Oggi il Messico si trova nuovamente al centro di tensioni con il vicino settentrionale. Il presidente Trump ha lanciato insulti, minacciato l’imposizione di dazi e paventato l’uso di droni contro obiettivi sul territorio messicano. Molti cittadini interpretano questi atti come la continuazione di una lunga storia di prevaricazioni.

“È ingiusto”, ha affermato Monserrat Martínez Hernández, studentessa universitaria di 20 anni, intervistata dal Los Angeles Times davanti al monumento dei Niños Héroes.

“Ci hanno già portato via metà del nostro territorio. Ora vogliono abusare nuovamente del loro potere, questa volta da una prospettiva economica”.
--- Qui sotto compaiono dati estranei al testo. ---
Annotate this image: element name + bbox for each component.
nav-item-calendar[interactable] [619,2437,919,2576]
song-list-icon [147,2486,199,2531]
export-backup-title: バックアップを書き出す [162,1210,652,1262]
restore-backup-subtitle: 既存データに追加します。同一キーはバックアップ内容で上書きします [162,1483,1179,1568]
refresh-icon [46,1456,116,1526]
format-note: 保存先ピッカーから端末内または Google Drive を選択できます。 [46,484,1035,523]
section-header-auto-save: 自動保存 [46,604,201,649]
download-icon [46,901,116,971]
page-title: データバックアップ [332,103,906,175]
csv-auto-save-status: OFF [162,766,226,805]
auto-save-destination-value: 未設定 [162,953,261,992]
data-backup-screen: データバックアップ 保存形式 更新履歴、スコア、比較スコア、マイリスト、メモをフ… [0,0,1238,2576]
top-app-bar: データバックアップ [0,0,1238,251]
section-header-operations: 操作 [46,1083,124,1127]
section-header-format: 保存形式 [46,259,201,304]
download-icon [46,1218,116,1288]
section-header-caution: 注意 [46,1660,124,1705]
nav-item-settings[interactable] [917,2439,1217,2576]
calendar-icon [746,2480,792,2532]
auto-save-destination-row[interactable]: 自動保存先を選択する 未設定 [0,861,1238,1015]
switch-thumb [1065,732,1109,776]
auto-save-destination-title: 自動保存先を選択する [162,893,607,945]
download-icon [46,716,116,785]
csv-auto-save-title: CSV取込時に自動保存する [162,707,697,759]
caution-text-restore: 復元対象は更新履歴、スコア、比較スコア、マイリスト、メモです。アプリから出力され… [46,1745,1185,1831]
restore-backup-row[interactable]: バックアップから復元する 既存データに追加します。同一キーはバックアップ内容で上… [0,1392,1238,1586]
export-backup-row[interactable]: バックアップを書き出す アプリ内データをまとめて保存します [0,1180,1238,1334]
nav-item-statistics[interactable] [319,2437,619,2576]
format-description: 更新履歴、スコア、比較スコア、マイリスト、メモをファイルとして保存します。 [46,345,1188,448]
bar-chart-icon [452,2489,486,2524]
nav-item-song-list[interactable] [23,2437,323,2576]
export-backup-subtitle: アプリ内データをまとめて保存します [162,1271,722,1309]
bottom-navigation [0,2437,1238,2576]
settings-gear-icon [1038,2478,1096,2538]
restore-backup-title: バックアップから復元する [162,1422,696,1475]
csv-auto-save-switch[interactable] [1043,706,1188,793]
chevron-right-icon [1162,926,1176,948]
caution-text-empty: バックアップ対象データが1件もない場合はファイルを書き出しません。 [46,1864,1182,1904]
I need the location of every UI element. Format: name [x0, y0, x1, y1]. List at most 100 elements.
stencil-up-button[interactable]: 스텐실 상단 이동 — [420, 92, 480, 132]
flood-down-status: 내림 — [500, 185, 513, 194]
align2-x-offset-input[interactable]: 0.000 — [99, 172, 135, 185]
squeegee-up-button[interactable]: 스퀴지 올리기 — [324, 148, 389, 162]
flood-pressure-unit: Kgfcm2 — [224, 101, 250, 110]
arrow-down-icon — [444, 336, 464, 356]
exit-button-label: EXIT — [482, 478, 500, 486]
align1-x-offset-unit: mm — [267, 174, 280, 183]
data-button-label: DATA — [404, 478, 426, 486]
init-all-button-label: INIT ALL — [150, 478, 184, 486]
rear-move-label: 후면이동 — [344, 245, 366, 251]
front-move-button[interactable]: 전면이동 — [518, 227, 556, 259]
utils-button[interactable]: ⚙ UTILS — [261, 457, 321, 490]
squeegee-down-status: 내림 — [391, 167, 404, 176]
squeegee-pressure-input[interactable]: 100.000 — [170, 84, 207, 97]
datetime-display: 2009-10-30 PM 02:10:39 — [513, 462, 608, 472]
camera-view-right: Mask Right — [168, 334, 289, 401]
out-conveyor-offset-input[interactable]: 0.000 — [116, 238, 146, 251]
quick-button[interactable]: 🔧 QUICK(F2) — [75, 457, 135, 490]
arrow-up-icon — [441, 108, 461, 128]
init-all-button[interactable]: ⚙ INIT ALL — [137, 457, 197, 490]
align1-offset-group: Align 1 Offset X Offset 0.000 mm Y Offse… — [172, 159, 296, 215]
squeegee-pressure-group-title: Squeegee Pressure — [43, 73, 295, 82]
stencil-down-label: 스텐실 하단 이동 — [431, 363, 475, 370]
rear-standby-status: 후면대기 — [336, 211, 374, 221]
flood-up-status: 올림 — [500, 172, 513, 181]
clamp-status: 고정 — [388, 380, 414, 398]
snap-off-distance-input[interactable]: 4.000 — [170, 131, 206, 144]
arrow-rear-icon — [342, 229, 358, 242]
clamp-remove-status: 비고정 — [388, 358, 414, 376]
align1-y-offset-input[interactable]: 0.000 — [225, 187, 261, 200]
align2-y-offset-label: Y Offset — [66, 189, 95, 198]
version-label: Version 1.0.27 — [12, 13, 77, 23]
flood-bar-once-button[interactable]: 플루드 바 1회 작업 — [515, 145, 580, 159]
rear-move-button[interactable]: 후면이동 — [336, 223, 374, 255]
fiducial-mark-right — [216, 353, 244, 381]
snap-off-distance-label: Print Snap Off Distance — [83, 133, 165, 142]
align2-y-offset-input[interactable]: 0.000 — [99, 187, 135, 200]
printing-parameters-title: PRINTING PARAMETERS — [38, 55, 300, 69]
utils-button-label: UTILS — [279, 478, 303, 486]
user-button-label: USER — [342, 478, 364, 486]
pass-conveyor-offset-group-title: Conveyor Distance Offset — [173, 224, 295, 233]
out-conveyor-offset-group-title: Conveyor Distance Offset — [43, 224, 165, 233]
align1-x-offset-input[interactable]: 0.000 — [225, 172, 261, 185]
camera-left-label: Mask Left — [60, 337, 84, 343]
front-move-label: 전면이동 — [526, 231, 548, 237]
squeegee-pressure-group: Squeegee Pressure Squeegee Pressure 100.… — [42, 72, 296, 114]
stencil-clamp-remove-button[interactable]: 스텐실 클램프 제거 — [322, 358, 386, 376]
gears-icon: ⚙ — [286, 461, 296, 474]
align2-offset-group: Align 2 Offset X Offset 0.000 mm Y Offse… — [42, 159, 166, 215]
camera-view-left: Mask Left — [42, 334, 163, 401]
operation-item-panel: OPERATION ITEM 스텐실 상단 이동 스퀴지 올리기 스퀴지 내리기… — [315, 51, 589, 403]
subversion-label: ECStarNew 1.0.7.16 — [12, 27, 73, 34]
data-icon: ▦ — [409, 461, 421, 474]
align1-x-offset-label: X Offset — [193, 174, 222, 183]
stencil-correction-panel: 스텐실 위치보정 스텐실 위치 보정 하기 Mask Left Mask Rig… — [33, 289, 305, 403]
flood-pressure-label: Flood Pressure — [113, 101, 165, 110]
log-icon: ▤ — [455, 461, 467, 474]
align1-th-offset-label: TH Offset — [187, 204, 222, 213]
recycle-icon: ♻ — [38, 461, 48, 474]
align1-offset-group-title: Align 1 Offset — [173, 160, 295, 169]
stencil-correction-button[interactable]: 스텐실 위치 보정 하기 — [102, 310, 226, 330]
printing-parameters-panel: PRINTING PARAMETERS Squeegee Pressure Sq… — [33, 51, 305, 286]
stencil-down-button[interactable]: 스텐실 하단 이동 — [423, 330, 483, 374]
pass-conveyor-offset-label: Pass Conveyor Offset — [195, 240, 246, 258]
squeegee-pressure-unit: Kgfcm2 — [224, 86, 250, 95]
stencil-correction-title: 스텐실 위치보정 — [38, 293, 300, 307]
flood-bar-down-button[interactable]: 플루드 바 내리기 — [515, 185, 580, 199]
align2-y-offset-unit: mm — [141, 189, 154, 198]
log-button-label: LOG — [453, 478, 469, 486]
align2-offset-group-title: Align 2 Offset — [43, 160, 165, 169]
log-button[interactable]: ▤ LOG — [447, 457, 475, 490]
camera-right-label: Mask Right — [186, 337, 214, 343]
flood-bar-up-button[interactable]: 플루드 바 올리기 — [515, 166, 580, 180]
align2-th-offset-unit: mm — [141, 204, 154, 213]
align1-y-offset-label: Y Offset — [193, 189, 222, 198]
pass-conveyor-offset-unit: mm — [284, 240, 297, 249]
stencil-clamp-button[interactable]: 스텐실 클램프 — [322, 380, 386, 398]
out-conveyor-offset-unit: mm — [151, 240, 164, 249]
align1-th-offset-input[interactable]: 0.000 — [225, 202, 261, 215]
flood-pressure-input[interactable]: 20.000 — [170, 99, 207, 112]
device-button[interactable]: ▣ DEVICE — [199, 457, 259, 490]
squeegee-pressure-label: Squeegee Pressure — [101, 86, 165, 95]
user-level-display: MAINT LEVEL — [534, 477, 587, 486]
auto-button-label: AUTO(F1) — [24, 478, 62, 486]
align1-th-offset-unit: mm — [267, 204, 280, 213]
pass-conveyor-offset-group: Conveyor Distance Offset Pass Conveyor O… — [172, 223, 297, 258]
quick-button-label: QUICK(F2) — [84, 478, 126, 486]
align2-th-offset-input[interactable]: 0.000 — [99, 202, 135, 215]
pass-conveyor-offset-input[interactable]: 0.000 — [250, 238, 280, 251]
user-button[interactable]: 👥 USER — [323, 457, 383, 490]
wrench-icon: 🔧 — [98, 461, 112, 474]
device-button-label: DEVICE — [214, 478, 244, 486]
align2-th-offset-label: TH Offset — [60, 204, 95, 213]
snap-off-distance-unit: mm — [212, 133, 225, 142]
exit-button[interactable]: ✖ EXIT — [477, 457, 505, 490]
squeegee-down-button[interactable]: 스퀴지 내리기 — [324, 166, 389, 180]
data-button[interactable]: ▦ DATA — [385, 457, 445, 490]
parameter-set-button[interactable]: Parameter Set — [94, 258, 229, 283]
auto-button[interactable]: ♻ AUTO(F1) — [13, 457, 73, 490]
Da gennaio, con l’inizio del nuovo mandato presidenziale di Trump, il Messico ha assistito a un’ondata di fervore nazionalistico. Sui social, in particolare su TikTok, sono circolati video di boicottaggi contro prodotti statunitensi, come la Coca-Cola, mentre molte aziende hanno iniziato a utilizzare i colori della bandiera messicana nelle loro campagne pubblicitarie.

Il rilancio del marchio “Hecho en Mexico” ha avuto ampio riscontro, tanto che il Grupo Modelo ha deciso di stampare il logo sui tappi delle proprie bottiglie di birra.

La reazione di Sheinbaum

Alla guida di questa reazione vi è la presidente messicana Claudia Sheinbaum, che ha saputo capitalizzare l’ondata di orgoglio nazionale alimentata dalle tensioni con Trump. Come riportato dal Los Angeles Times, Sheinbaum si trova in una posizione delicata: deve bilanciare la necessità di collaborare con Washington per evitare danni economici con la pressione interna a difendere con fermezza la sovranità del Messico.

Per questo motivo, da un lato ha collaborato con Trump su diversi fronti, come l’invio di migliaia di soldati della Guardia Nazionale al confine e il trasferimento negli Stati Uniti di importanti membri dei cartelli della droga. Dall’altro, ha reagito alle minacce statunitensi, opponendosi all’eventuale utilizzo di droni, promuovendo modifiche costituzionali per limitare l’importazione di mais OGM dagli Stati Uniti e chiedendo la rimozione di pubblicità televisive statunitensi ritenute discriminatorie.

Il suo indice di gradimento, attualmente intorno all’80%, è tra i più alti al mondo per un capo di Stato. In quasi ogni discorso Sheinbaum pone l’accento sulla “sovranità”, concetto chiave per il suo messaggio politico.

Il peso della storia

La presidente ha più volte richiamato la storia nei suoi interventi pubblici. Come evidenziato dal Los Angeles Times, questo mese ha commemorato l’anniversario dell’occupazione statunitense della città portuale di Veracruz nel 1914, dichiarando davanti a una folla di ufficiali navali:

“Il Messico è e sarà sempre un grande Paese. Non siamo né un protettorato né una colonia di alcuna nazione straniera”.

Sheinbaum ha anche criticato duramente un membro dell’opposizione che aveva sostenuto un’iniziativa statunitense volta a designare i cartelli della droga come gruppi “terroristici”, paragonandolo ai conservatori messicani che nel XIX secolo avevano favorito l’intervento francese contro il presidente Benito Juárez.

La memoria storica dell’antagonismo con gli Stati Uniti è profonda. Nel 1845, l’annessione del Texas da parte statunitense, non riconosciuta dal Messico, portò allo scoppio della guerra. Dopo l’attacco delle truppe messicane a quelle statunitensi il 25 aprile 1846, Washington dichiarò formalmente guerra, aprendo un conflitto che si sarebbe concluso con la cessione di vasti territori al nord.